Lors de la présentation de son dernier livre, Jean-Claude Larréché (Pas de Momentum pour Microsoft) parle de Lou Gerstner et du redressement d’IBM. Selon lui, Lou Gerstner a eu le courage de conserver la société en un seul morceau, et d’y imposer une nouvelle stratégie, le service. Ce qui lui a permis de garder son Momentum, sa force d’inertie. Quelques observations :

  • IBM a été l’entreprise la plus admirée au monde. Ce qui l’a fait est une suite de paris exceptionnellement risqués, sur une soixantaine d’années. Notamment celui des « mainframes », qui lui a assuré plus de vingt ans de monopole. Ce qui l’a défait a été une génération de managers professionnels qui l’ont géré comme un monopole de livre d’économie : maximisation de ses marges, innovation distillée pour en tirer le maximum… Le PC est un succès majeur. Mais la nomenklatura d’IBM le récupère et le gère comme le mainframe : pas question de présenter de versions nouvelles à un rythme trop rapide. Microsoft, Intel et autres Compaq en profitent. IBM ne saura pas les rattraper. Bref, ce qui a ébranlé IBM est la « destruction créatrice » de Schumpeter : l’innovation force le monopole à la remise en cause. C’est ce que Microsoft a retenu de la chute d’IBM.
  • La stratégie de Lou Gerstner est-elle admirable ? Elle n’est pas originale : penser que le service doit remplacer l’industrie est une idée partagée par les cercles dirigeants anglo-saxons depuis des décennies. Est-ce comme cela que l’on construit des sociétés durables ? Il est difficile de conserver un avantage concurrentiel à une société de service. Exemple typique : le cabinet de conseil. Qu’un associé parte avec son portefeuille de clients et il saura, du jour au lendemain, construire une entreprise qui n’aura rien à envier, en termes de compétences, à son ancien employeur. La plupart des cabinets internationaux se sont constitués comme cela. Au contraire, l’entreprise industrielle, IBM avant le génial Gerstner, sait répartir son savoir sur chacun des ses personnels. Elle ne peut être copiée : personne ne possède seul la recette de son succès.
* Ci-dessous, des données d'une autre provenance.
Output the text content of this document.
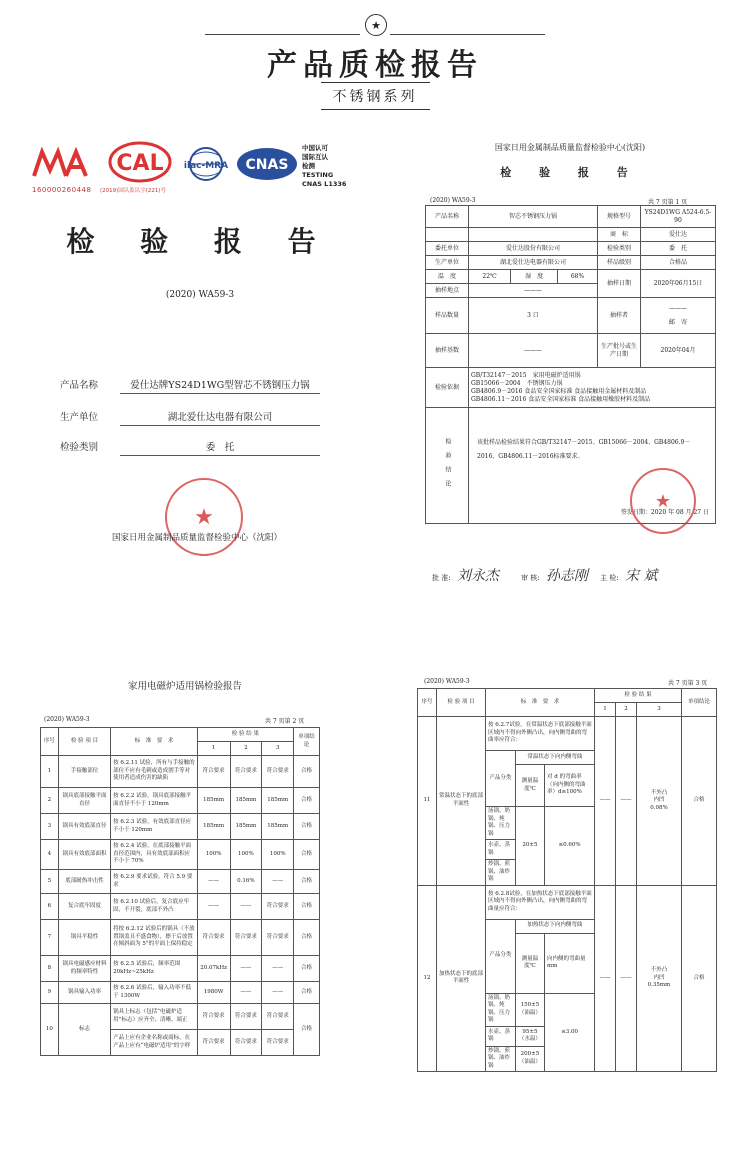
★
产品质检报告
不锈钢系列
CAL ilac-MRA CNAS
中国认可
国际互认
检测
TESTING
CNAS L1336
160000260448 (2019)国认监认字(221)号
检 验 报 告
(2020) WA59-3
产品名称	爱仕达牌YS24D1WG型智芯不锈钢压力锅
生产单位	湖北爱仕达电器有限公司
检验类别	委　托
★
国家日用金属制品质量监督检验中心（沈阳）
国家日用金属制品质量监督检验中心(沈阳)
检 验 报 告
(2020) WA59-3	共 7 页第 1 页
产品名称	智芯不锈钢压力锅			规格型号	YS24D1WG A524-6.5-90
				商　标	爱仕达
委托单位	爱仕达股份有限公司			检验类别	委　托
生产单位	湖北爱仕达电器有限公司			样品级别	合格品
温　度	22℃	湿　度	68%	抽样日期	2020年06月15日
抽样地点	———				
样品数量	3 口			抽样者	———
邮　寄

抽样基数	———			生产批号或生产日期	2020年04月
检验依据	GB/T32147－2015　家用电磁炉适用锅
GB15066－2004　不锈钢压力锅
GB4806.9－2016 食品安全国家标准 食品接触用金属材料及制品
GB4806.11－2016 食品安全国家标准 食品接触用橡胶材料及制品				

检验结论	该批样品检验结果符合GB/T32147－2015、GB15066－2004、GB4806.9－2016、GB4806.11－2016标准要求。
签发日期：2020 年 08 月 27 日				
★
批 准: 刘永杰	审 核: 孙志刚 主 检: 宋 斌
家用电磁炉适用锅检验报告
(2020) WA59-3	共 7 页第 2 页
序号	检 验 项 目	标　准　要　求	检 验 结 果			单项结论
			1	2	3	
1	手接触部位	按 6.2.11 试验，所有与手接触的部位不应有毛刺或造成割手等对使用者造成伤害的缺陷	符合要求	符合要求	符合要求	合格
2	锅具底部接触平面直径	按 6.2.2 试验，锅具底部接触平面直径不小于 120mm	185mm	185mm	185mm	合格
3	锅具有效底部直径	按 6.2.3 试验，有效底部直径应不小于 120mm	185mm	185mm	185mm	合格
4	锅具有效底部面积	按 6.2.4 试验，在底部接触平面直径范围内，具有效底部面积应不小于 70%	100%	100%	100%	合格
5	底部耐热冲击性	按 6.2.9 要求试验，符合 5.9 要求	——	0.16%	——	合格
6	复合底牢固度	按 6.2.10 试验后，复合底应牢固，不开裂，底部不外凸	——	——	符合要求	合格
7	锅具平稳性	将按 6.2.12 试验后的锅具（不放置锅盖且不盛食物），擦干后放置在倾斜面为 5°的平面上保持稳定	符合要求	符合要求	符合要求	合格
8	锅具电磁感应材料的频率特性	按 6.2.5 试验后，频率范围 20kHz~25kHz	20.07kHz	——	——	合格
9	锅具输入功率	按 6.2.6 试验后，输入功率不低于 1300W	1980W	——	——	合格
10	标志	锅具上标志（包括“电磁炉适用”标志）应齐全、清晰、端正	符合要求	符合要求	符合要求	合格
		产品上应有企业名称或商标，在产品上应有“电磁炉适用”的字样	符合要求	符合要求	符合要求	
(2020) WA59-3	共 7 页第 3 页
序号	检 验 项 目	标　准　要　求			检 验 结 果			单项结论
					1	2	3	
11	常温状态下的底部平面性	按 6.2.7试验，在常温状态下底部接触平面区域内不得向外侧凸出，向内侧弯曲的弯曲率应符合：			——	——	不外凸
内凹
0.08%	合格
		产品分类	常温状态下向内侧弯曲					
			测量温度℃	对 d 的弯曲率（向内侧的弯曲率）d≥100%				
		汤锅、奶锅、炖锅、压力锅	20±5	≤0.60%				
		水壶、蒸锅						
		炒锅、煎锅、油炸锅						
12	加热状态下的底部平面性	按 6.2.8试验，在加热状态下底部接触平面区域内不得向外侧凸出，向内侧弯曲的弯曲量应符合：			——	——	不外凸
内凹
0.35mm	合格
		产品分类	加热状态下向内侧弯曲					
			测量温度℃	向内侧的弯曲量mm				
		汤锅、奶锅、炖锅、压力锅	150±5（油温）	≤3.00				
		水壶、蒸锅	95±5（水温）					
		炒锅、煎锅、油炸锅	200±5（油温）					
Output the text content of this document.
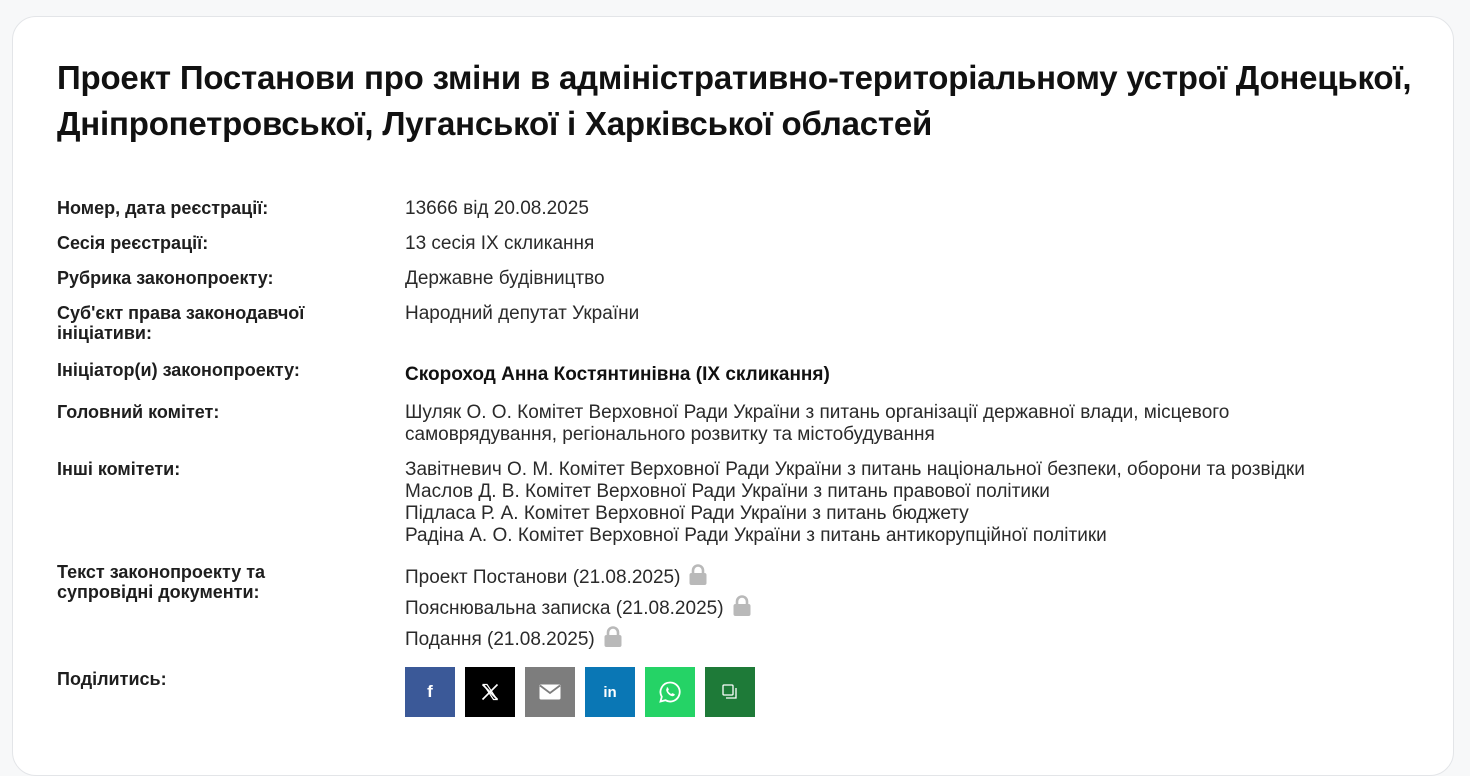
Проект Постанови про зміни в адміністративно-територіальному устрої Донецької, Дніпропетровської, Луганської і Харківської областей
Номер, дата реєстрації:	13666 від 20.08.2025
Сесія реєстрації:	13 сесія IX скликання
Рубрика законопроекту:	Державне будівництво
Суб'єкт права законодавчої ініціативи:
Народний депутат України
Ініціатор(и) законопроекту:	Скороход Анна Костянтинівна (IX скликання)
Головний комітет:	Шуляк О. О. Комітет Верховної Ради України з питань організації державної влади, місцевого самоврядування, регіонального розвитку та містобудування
Інші комітети:	Завітневич О. М. Комітет Верховної Ради України з питань національної безпеки, оборони та розвідки
Маслов Д. В. Комітет Верховної Ради України з питань правової політики
Підласа Р. А. Комітет Верховної Ради України з питань бюджету
Радіна А. О. Комітет Верховної Ради України з питань антикорупційної політики
Текст законопроекту та супровідні документи:
Проект Постанови (21.08.2025)
Пояснювальна записка (21.08.2025)
Подання (21.08.2025)
Поділитись:
f	in
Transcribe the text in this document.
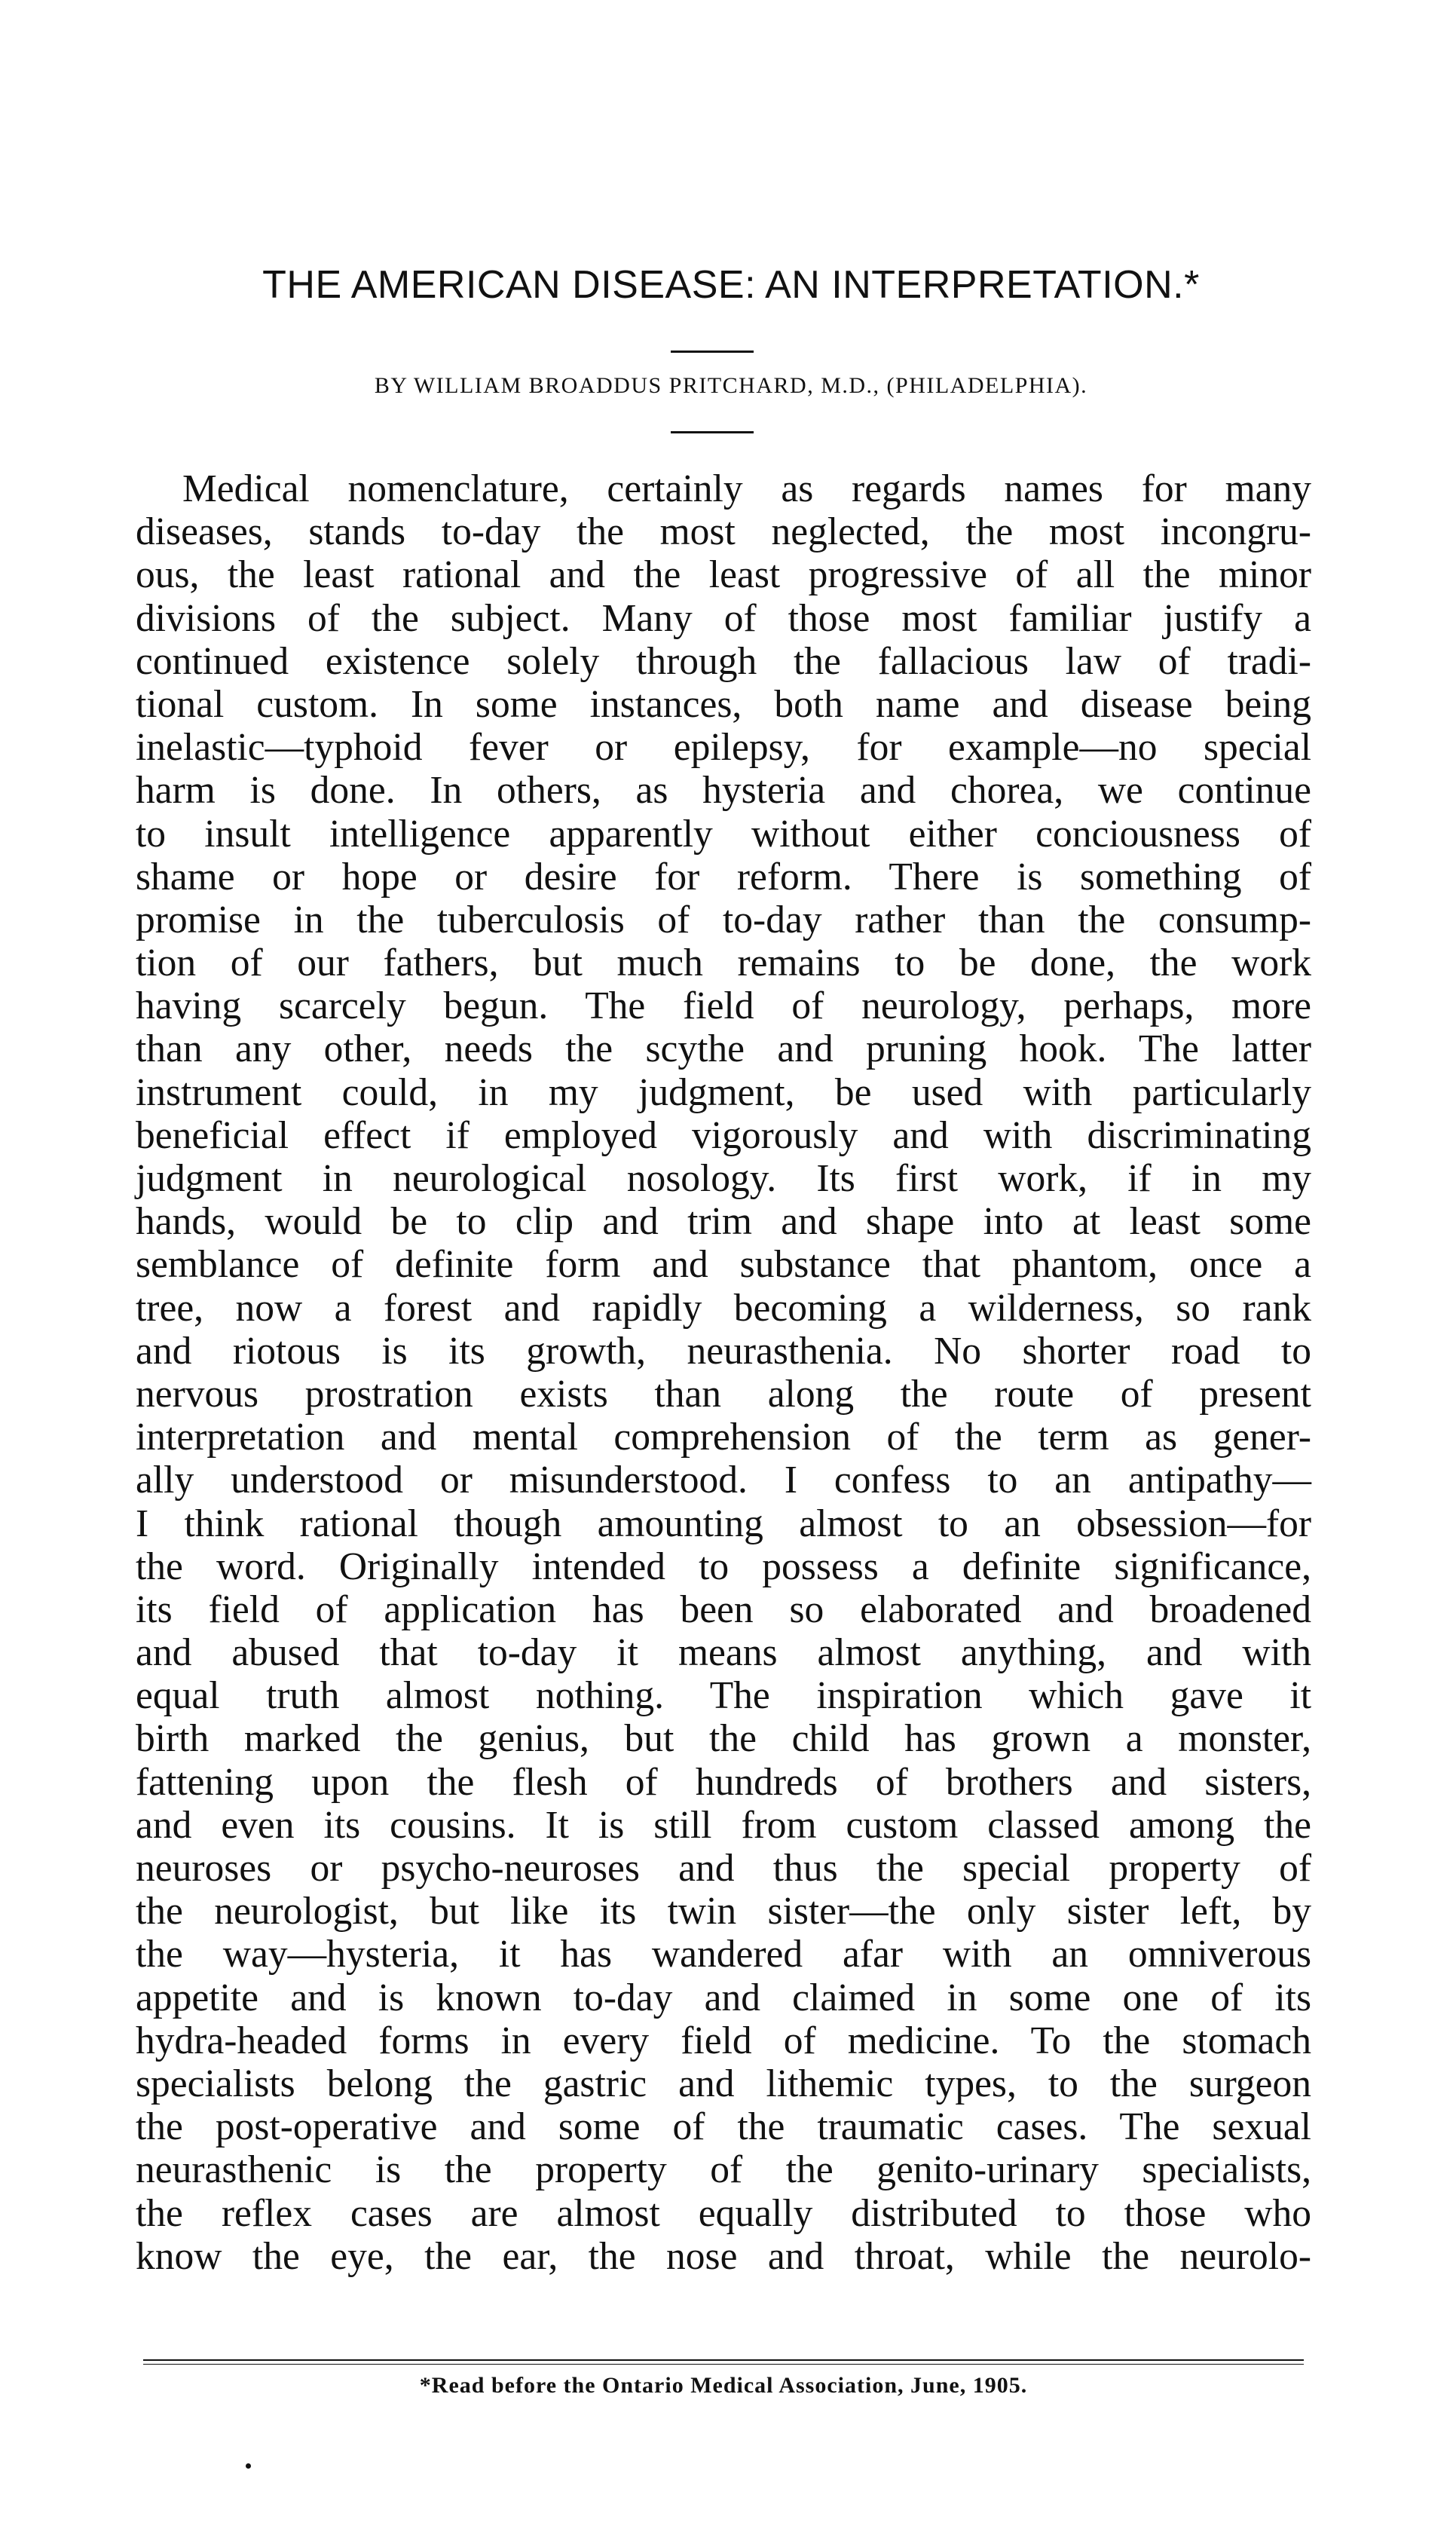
THE AMERICAN DISEASE: AN INTERPRETATION.*
BY WILLIAM BROADDUS PRITCHARD, M.D., (PHILADELPHIA).
Medical nomenclature, certainly as regards names for many
diseases, stands to-day the most neglected, the most incongru-
ous, the least rational and the least progressive of all the minor
divisions of the subject. Many of those most familiar justify a
continued existence solely through the fallacious law of tradi-
tional custom. In some instances, both name and disease being
inelastic—typhoid fever or epilepsy, for example—no special
harm is done. In others, as hysteria and chorea, we continue
to insult intelligence apparently without either conciousness of
shame or hope or desire for reform. There is something of
promise in the tuberculosis of to-day rather than the consump-
tion of our fathers, but much remains to be done, the work
having scarcely begun. The field of neurology, perhaps, more
than any other, needs the scythe and pruning hook. The latter
instrument could, in my judgment, be used with particularly
beneficial effect if employed vigorously and with discriminating
judgment in neurological nosology. Its first work, if in my
hands, would be to clip and trim and shape into at least some
semblance of definite form and substance that phantom, once a
tree, now a forest and rapidly becoming a wilderness, so rank
and riotous is its growth, neurasthenia. No shorter road to
nervous prostration exists than along the route of present
interpretation and mental comprehension of the term as gener-
ally understood or misunderstood. I confess to an antipathy—
I think rational though amounting almost to an obsession—for
the word. Originally intended to possess a definite significance,
its field of application has been so elaborated and broadened
and abused that to-day it means almost anything, and with
equal truth almost nothing. The inspiration which gave it
birth marked the genius, but the child has grown a monster,
fattening upon the flesh of hundreds of brothers and sisters,
and even its cousins. It is still from custom classed among the
neuroses or psycho-neuroses and thus the special property of
the neurologist, but like its twin sister—the only sister left, by
the way—hysteria, it has wandered afar with an omniverous
appetite and is known to-day and claimed in some one of its
hydra-headed forms in every field of medicine. To the stomach
specialists belong the gastric and lithemic types, to the surgeon
the post-operative and some of the traumatic cases. The sexual
neurasthenic is the property of the genito-urinary specialists,
the reflex cases are almost equally distributed to those who
know the eye, the ear, the nose and throat, while the neurolo-
*Read before the Ontario Medical Association, June, 1905.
Mieux, en spécialisant ses personnels, elle tire le meilleur de leurs spécificités. Encore mieux : c’est cette « organisation » qui emmagasine ce que Hamel et Prahalad appellent sa « compétence clé », c’est-à-dire le savoir-faire unique qu’elle a acquis au cours des ans. C’est un cercle vertueux : l’entreprise est de plus en plus forte et unique. Curieux que Jean-Claude Larréché n’ait pas été sensible à cette source de « Momentum ».

Pour en savoir plus :

  • Sur la fondation et les malheurs d’IBM : CARROLL, Paul : Big Blues, The Unmaking of IBM, Crown, 1993.
  • Sur l’idéologie du service aux USA, ses conséquences et l’avantage concurrentiel de l’industrie : FINGLETON, Eamonn, Unsustainable: How Economic Dogma Is Destroying U.S. Prosperity, Nation Books, 2003.
  • HAMEL Gary, PRAHALAD C. K., Competing for the Future. Harvard Business School Press, Édition,1996.
  • La division des tâches est le moteur de la richesse des nations selon Adam Smith, étonnant que les anglo-saxons l’oublient si souvent : SMITH, Adam, KRUEGER, Alan B, CANNAN, Edwin, The Wealth of Nations: Adam Smith ; Introduction by Alan B. Krueger ; Edited, With Notes and Marginal Summary, by Edwin Cannan, Bantam Classics, 2003.